Fewer options for coverage for some

Much as where you live can affect how much you pay for insurance, it can also affect the insurance options you have. In some states, the prolifieration of weather events has meant insurance companies are not writing new policies. We have a more specific article on this ongoing crisis and what is being done, but suffice is to say, we don't predict 2024 will bring an end to the root cause: extreme weather caused by global climate change. 

What you drive can also affect what coverage you can find. In 2023, some major insurers dropped coverage for Kia and Hyundai cars due to an increase in car thefts of certain models. While the automakers have made attempts to fix security vulnerabilities, thefts for these vehicles remains high. 

Ways to save

Rising prices can get anyone down, but consider your options for still keeping your auto insurance affordable.

  • Bundle your home/renters/condo insurance policy with your auto policy for savings.
  • If you're a safe driver, look into telematics programs that can help you save based on your driving. 
  • Consider all possible discounts that might apply to you.
  • Shop around to make sure you're getting the best rate with your current carrier.
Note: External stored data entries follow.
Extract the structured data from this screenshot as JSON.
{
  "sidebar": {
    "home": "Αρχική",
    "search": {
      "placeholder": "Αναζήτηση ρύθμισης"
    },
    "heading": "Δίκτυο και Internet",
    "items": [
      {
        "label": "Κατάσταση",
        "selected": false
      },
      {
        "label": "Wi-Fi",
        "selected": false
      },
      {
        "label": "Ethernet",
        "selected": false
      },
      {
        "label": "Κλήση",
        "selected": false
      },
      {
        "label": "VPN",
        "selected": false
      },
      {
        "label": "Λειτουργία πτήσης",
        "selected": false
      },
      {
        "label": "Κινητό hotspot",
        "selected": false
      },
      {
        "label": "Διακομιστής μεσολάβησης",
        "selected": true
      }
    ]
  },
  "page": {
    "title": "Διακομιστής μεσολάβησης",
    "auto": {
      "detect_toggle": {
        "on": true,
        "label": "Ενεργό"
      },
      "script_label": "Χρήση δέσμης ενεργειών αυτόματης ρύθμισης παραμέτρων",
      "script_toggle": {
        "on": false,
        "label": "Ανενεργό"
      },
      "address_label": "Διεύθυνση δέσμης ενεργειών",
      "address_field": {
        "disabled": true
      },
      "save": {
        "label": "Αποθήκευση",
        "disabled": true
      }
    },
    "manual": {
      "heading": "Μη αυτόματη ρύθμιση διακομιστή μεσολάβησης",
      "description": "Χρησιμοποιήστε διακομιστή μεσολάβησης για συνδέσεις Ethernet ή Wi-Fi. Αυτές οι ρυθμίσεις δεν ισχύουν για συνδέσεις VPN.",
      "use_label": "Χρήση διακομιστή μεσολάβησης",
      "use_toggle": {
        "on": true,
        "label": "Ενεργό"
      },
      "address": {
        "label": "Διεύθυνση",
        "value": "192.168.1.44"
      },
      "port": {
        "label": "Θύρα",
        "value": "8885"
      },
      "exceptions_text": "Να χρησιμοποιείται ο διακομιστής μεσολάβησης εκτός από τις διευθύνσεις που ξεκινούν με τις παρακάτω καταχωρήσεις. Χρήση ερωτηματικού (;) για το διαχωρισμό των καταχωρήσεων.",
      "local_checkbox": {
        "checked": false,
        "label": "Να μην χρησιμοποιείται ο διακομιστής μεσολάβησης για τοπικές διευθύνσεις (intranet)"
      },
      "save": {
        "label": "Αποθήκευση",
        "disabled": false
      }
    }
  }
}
While 2024 may not look like it will see major drops in insurance prices (and likely quite the opposite), you can take control this year by staying abreast of industry trends and looking for new opportunities to save with your current carrier or by switching.


The auto insurance rates displayed throughout this page come from The Zebra’s Dynamic Insurance Rating Tool, a proprietary insurance premium estimator that uses the most recent rate filings across the United States at the ZIP code level to provide the most recent and up-to-date rate data. This data comes from Quadrant Information Services, which sources the most recent and approved rate filings across insurance companies in every state from S&P Global.

Rates are based on a sample driver profile — a 30-year-old single male driver with a Honda Accord and full coverage at these levels:

  • $50,000 per person/$100,000 per incident for bodily injury liability
  • $50,000 per incident for property damage liability
  • $500 deductibles for collision and comprehensive coverage

To provide insight to consumers on how specific personal factors (like age, location and coverage level) can affect your premium, this base profile is then adjusted for different factors commonly used by insurance companies.